Pattern-driven reinforcement learning for tactically traceable kill chain decision making in air combat
摘要
Effective organization of kill chains in modern air–sea combat necessitates decision-making that is not only intelligent and adaptive but also strictly trustworthy. While deep reinforcement learning (DRL) offers potential for dynamic coordination, its inherent opacity and sparse rewards often yield tactically irrational behaviors and unstable convergence. To bridge this gap, we propose the pattern-driven reinforcement learning (PDRL) framework, which synergizes a novel sliding window closed frequent stream mining algorithm with DRL. Instead of relying on static rules, PDRL dynamically extracts intrinsic causal temporal dependencies from combat streams and embeds them as behavioral constraints via a hybrid reward mechanism.
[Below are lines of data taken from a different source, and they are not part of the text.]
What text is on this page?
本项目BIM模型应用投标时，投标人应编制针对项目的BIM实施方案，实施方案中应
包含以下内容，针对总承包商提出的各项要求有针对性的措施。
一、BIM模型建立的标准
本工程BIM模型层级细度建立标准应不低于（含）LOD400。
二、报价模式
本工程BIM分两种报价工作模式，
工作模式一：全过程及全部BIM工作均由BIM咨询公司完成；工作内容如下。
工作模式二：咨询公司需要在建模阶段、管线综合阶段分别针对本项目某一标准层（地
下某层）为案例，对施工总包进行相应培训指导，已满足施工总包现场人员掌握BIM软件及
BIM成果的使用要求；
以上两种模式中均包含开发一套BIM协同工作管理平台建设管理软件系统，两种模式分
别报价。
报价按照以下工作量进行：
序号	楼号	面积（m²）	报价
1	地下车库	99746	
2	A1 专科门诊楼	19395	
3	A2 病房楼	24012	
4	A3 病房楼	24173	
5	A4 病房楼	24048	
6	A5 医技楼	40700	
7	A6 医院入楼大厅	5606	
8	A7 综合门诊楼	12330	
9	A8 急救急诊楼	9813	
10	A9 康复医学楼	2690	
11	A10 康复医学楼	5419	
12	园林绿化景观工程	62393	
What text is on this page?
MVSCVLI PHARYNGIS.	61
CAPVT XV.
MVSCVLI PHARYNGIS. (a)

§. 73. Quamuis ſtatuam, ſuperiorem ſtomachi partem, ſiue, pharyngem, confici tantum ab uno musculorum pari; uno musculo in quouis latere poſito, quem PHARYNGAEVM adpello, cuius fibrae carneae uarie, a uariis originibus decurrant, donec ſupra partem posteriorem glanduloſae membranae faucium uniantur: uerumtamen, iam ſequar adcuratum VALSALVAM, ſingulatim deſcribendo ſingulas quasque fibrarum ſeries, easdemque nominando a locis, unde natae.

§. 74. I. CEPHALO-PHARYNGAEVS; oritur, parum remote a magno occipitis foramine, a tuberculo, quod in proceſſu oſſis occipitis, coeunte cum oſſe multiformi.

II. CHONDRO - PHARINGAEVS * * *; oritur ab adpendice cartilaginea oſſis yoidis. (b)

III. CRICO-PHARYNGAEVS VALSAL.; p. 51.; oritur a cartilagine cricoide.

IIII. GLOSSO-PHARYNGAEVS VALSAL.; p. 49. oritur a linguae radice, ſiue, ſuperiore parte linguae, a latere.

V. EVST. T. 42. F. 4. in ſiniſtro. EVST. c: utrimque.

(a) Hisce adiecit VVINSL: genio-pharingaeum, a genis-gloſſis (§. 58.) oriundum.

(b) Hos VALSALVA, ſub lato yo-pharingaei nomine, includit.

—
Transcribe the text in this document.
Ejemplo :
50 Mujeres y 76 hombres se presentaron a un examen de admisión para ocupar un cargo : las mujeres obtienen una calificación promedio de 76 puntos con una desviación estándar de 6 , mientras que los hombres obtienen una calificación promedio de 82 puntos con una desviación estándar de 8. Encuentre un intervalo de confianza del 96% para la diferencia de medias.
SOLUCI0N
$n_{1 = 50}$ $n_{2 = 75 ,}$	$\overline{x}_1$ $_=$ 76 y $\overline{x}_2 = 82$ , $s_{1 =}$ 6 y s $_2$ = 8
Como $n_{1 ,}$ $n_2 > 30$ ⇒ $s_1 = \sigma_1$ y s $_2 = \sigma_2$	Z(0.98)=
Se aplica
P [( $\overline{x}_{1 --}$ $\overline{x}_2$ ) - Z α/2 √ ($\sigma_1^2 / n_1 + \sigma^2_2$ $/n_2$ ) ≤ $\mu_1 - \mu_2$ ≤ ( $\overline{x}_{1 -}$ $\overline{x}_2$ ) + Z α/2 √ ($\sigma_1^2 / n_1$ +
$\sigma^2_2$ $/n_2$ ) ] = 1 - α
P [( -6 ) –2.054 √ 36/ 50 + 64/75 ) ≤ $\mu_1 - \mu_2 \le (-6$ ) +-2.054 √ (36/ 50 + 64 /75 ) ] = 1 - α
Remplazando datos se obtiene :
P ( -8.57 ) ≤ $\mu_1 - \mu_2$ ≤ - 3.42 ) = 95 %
This effectively aligns the opaque agent with tactically traceable logic. Simulations in high-fidelity anti-missile scenarios demonstrate that PDRL doubles the interception success rate (stabilizing at 0.40–0.45 vs. 0.20 baseline) and significantly maximizes the Integrity Score of protected assets. By bridging data-driven adaptability with knowledge-guided operational controllability, this framework provides a robust paradigm for reliable autonomous decision-making in complex kill webs.